The simple fact is ‘faith’ is, by definition, ‘risky’. It makes a claim and builds a life in the face of evidence, which is scant, contestable, or plain contrary. It expects antipathy and controversy. To claim to ‘see’, when others do not, is a risky business; and, for that very reason alone, to be ‘Handled with Care’. Faith is always faith: it suffers and struggles with the same data as unbelief. It sees, like Camus, the unpredictability of death and the capacity of humanity; but, as we read in Psalm 49 of the Hebrew Bible (echoing Ecclesiastes 2.16), it wills to go beyond ‘wise men die; the foolish and the senseless alike perish’ (v. 10) to a quiet confidence that somehow ‘God will redeem my life from the grave; he will surely take me to himself’ (v. 15). And, in the words of Psalm 91, does not fear ‘the plague that destroys at midday’ (v. 6). Religion and faith/s of every kind take the long view: they hope for an end and final validation of their spiritual quest.
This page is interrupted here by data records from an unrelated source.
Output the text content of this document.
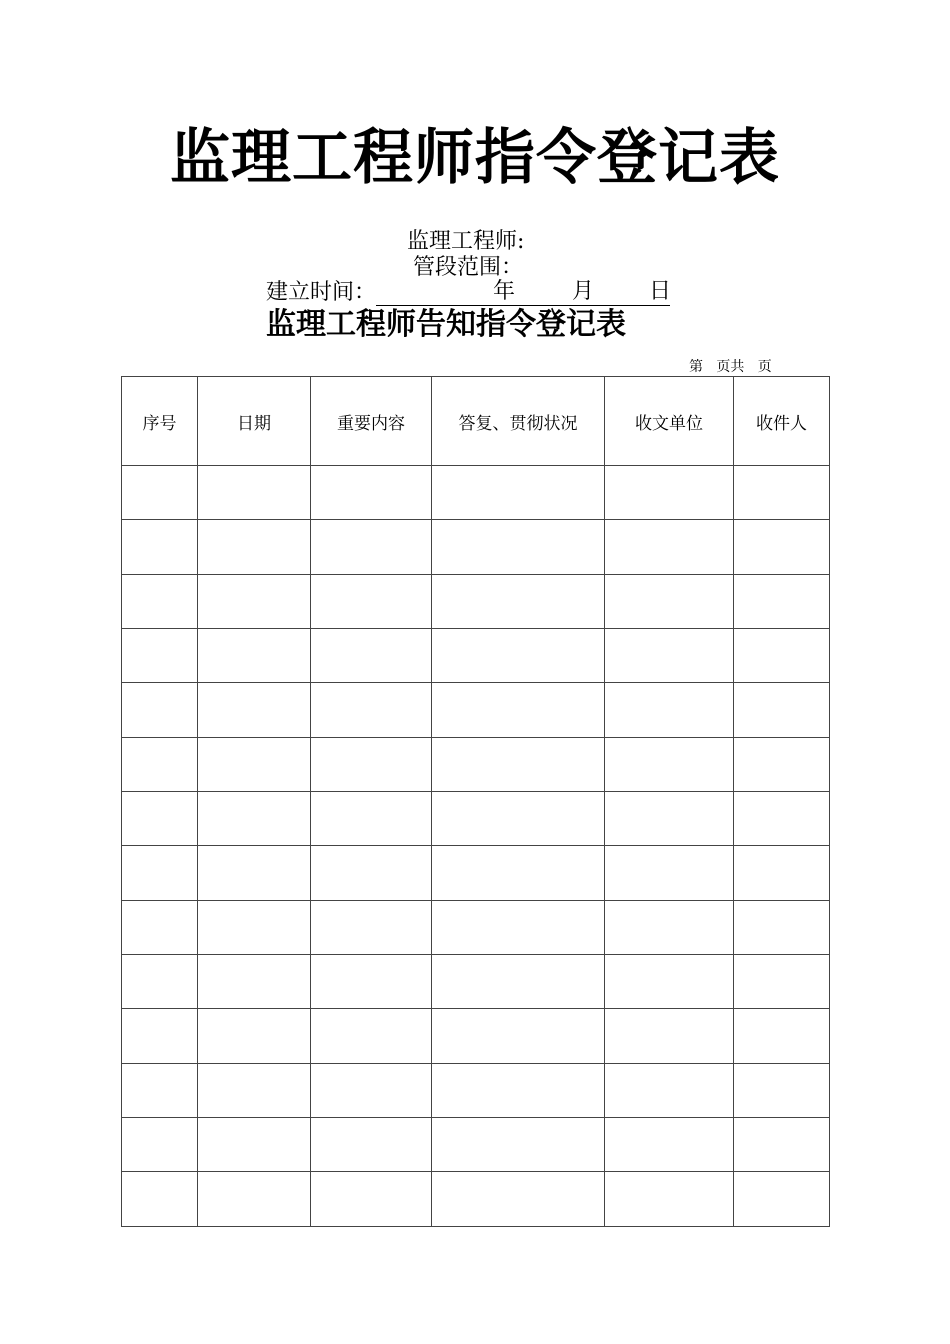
监理工程师指令登记表
监理工程师:
管段范围：
建立时间：	年	月 日
监理工程师告知指令登记表
第   页共   页
序号	日期	重要内容	答复、贯彻状况	收文单位	收件人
Death is a stark reminder that nihilism like fideism is a choice. The COVID-19 crisis has revealed not only humanity’s capacity for compassion but also its wilful self-centredness and predisposition to protest if thwarted with ‘a plague ‘o both your houses’. The world can go on fighting like Capulets and Montagus, but that is the path to mutual destruction and massive collateral damage. Conflict, like a plague (and it comes in many forms) will ruin us, if we let it. As Camus warned, the plague ‘never dies or disappears for good … [it will] rouse up its rats again and send them forth to die in a happy city’. It can also be ‘for the bane and enlightening (ed.) of men’. Thankfully, tragedy, as in Shakespeare, can speak deep truth.